Travailler plus longtemps ? La situation des seniors prouve l’ineptie du concept

Retraite par Valérie Forgeront

© Marta NASCIMENTO/REA

C ertes, remarque la Cour des comptes dans une récente enquête portant sur les fins de carrière, le taux d’emploi des seniors, les salariés âgés de 55 à 64 ans, est passé de 36,4 % en 2003 à 52,3 % au premier trimestre 2019. Reste que le retrait précoce du monde du travail correspond souvent a un phénomène de basculement dans l’inactivité en fin de carrière, après une phase de chômage et avant l’ouverture des droits à la retraite. Le nombre de chômeurs de plus de 50 ans a ainsi été multiplié par deux depuis 2008 et le nombre moyen de ces demandeurs d’emploi inscrits à Pôle emploi en catégorie A (aucune activité) a triplé depuis 2008. Toutes les études de Pôle emploi mettent en lumière que le critère d’âge est discriminant pour le retour à l’emploi, assène la Cour, rappelant que la durée de chômage est deux fois plus longue pour les seniors que pour l’ensemble des demandeurs d’emploi.

Une trappe à pauvreté

En résumé, notent les magistrats – constatant que les politiques en faveur de l’emploi des seniors ont été délaissées par les pouvoirs publics –, les seniors touchés par le chômage, qui représentent une part croissante des bénéficiaires d’allocations et de minima sociaux, éprouvent de grandes difficultés à retrouver un emploi, avec un risque réel et préoccupant de précarité. Pour les plus de 60 ans, ni en emploi ni en retraite (désormais appelés les NER), la situation ouvre même sur une trappe à pauvreté faite d’un niveau de vie mensuel médian de 882 euros.
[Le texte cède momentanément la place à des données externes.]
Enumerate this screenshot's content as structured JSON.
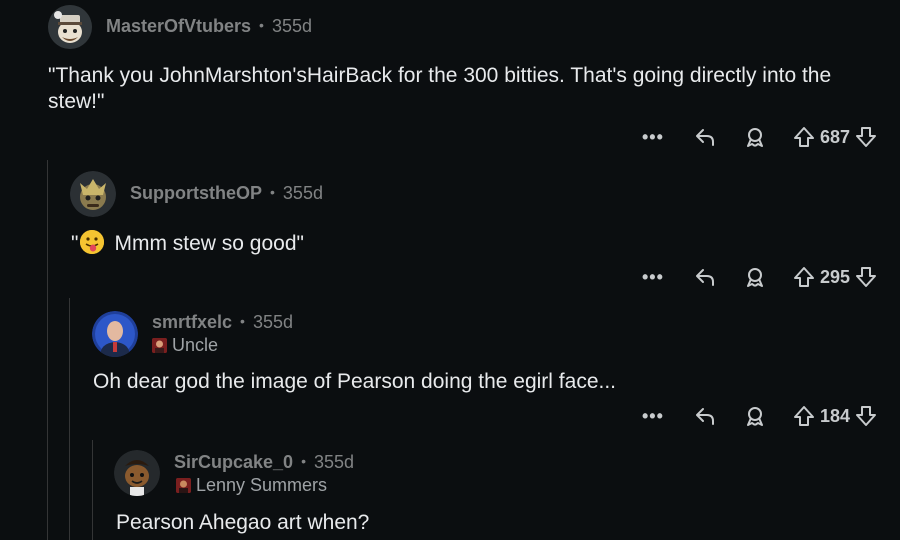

En 2018, indique encore la Cour, la Drees (ministère des Solidarités et de la Santé) constatait que 56 % des ménages composés de seniors NER percevaient des minima sociaux, contre seulement 12 % pour l’ensemble des ménages de seniors. Illustration :  Le poids des allocataires âgés de 60 à 64 ans dans leur classe d’âge a ainsi augmenté de 111 % en dix ans depuis 2009 pour le RSA socle, et de 192 % depuis 2010 pour l’AAH. Dès lors et tenant compte de toutes ces constatations, le travailler plus longtemps, comme le prône l’actuel projet sur les retraites, aurait-il un sens ? Pour FO, qui conteste une approche comptable des retraites, cette exclusion croissante des seniors de l’emploi est à elle seule un argument légitime pour contrer le bien-fondé des injonctions gouvernementales et des employeurs à travailler plus longtemps.